Бегу, конечно, вниз, к постовому.
Постовой говорит:
— Предпринять, товарищ, ничего не можем. Ежели, — говорит, — вас убивать начнут или, например, из окна кинут при общих семейных неприятностях, то тогда предпринять можно… А так, — говорит, — ничего особенного у вас не происходит… Все нормально и досконально… Да вы, — говорит, — побегите еще раз. Может, они и пустят.
Бегу назад — действительно, через полчаса Мишка Бочков открывает дверь.
— Входите, — говорит. — Теперь можно.
Вхожу побыстрее в комнату, батюшки-светы, — накурено, наляпано, набросано, разбросано. А за столом, между прочим, семь человек сидят — три бабы и два мужика. Пишут. Или заседают. Пес их разберет.
Посмотрели они на меня и хохочут.
А передовой ихний товарищ, Мишка Бочков, нагнулся над столом и тоже, знаете, заметно трясется от хохоту.

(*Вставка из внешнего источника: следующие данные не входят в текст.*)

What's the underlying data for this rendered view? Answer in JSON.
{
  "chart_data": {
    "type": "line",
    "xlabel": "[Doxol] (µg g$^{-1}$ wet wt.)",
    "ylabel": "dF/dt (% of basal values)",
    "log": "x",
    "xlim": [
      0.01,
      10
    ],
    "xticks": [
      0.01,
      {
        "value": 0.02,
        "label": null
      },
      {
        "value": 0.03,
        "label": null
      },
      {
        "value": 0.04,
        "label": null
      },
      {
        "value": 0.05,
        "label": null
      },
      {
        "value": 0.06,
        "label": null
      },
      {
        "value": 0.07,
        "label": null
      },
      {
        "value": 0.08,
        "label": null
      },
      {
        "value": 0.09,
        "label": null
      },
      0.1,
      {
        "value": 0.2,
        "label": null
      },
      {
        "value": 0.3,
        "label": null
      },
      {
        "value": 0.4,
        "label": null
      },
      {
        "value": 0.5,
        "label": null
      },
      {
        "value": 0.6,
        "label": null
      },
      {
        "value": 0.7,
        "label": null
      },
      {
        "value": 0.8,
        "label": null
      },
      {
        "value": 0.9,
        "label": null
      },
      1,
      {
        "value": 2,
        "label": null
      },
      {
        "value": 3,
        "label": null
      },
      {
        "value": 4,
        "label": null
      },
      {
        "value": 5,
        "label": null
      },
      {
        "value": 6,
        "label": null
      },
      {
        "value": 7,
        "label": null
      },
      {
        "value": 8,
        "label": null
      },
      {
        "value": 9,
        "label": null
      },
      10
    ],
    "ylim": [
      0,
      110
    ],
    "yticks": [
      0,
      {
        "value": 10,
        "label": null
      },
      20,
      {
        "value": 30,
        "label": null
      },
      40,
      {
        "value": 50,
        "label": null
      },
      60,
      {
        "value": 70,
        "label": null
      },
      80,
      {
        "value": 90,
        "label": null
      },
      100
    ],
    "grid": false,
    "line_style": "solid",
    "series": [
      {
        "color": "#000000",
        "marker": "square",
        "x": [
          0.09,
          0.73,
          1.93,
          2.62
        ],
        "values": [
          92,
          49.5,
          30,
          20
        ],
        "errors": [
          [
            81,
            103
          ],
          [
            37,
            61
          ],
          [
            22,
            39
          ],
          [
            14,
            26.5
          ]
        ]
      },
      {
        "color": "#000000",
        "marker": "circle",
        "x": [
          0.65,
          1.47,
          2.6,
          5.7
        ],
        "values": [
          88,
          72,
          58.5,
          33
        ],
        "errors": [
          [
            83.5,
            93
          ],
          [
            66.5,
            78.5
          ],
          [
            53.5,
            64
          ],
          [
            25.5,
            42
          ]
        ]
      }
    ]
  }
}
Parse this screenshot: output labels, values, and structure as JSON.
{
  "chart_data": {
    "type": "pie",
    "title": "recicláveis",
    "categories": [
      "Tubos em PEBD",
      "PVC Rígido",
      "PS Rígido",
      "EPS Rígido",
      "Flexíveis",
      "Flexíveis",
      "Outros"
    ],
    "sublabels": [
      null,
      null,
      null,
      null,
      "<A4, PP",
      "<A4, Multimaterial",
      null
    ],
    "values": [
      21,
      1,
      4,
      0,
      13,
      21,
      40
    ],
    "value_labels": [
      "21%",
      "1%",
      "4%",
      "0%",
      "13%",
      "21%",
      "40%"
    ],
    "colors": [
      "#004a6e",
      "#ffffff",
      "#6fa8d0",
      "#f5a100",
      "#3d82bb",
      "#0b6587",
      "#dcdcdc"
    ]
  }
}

— Извиняюсь, — говорит, — пардон, что над вами подшутили. Охота нам было знать, что это мужья в таких случаях теперь делают.
А я ядовито говорю:
— Смеяться, — говорю, — не приходится. Раз, — говорю, — заседание, то так и объявлять надо. Или, — говорю, — записки на дверях вывешивать. И вообще, — говорю, — когда курят, то проветривать надо.
А они посидели-посидели — и разошлись. Я их не задерживал.
Хитрее мухи
Делишки-то нынче поганые пошли. Главное, что честному человеку нет спасенья. Для примеру скажем: у честного, благородного кассира сперли казенные деньги.
Раньше, бывало, ну, год назад, пойдет этот честный кассир до своего начальства и покается:
— Ограбили, дескать.
Ну и ничего. Ну, может, какой-нибудь ошалевший начальник и скажет:
— Башку-то, скажет, товарищ, не потеряли ли?
Ну, и ничего больше. А сейчас? Ах, ах, чего сейчас происходит! Да вот тут один землячок наш всыпался. Из кассиров он.
А сперли у него в трамвае с заднего кармана тыщу рублев казенных денег. Да собственных денег трешку.
Ужаснулся, конечно, парень.
«Не жалко, думает, собственной трешки. Пес с ней. А жалко, думает, народную тыщу».
И побежал парень поскорей до милиции.
— Так и так, говорит, сперли тыщу три рубля.
Усмехнулся начальник милиции.
— Бросьте, говорит, товарищ. Знаем мы эти штучки. К нам, может, по семь симулянтов в день заявляются. Катись колбасой.
Кассир наш бочком, бочком, да и вышел поскорее.
«Вот те, думает, клюква! А ведь действительно, думает, никто не поверит. Нет, думает, дудки. Не на простачка напали. Не пойду докладывать по начальству».
Так и не пошел. И не сказал никому.
А распродал поскорей свою мебелишку. Коврик такой у него был у кровати — тоже продал. Штаны опять же. Подштанники. Три кастрюли. Веник. Одним словом, дочиста все продал. И сорок рублей выручил.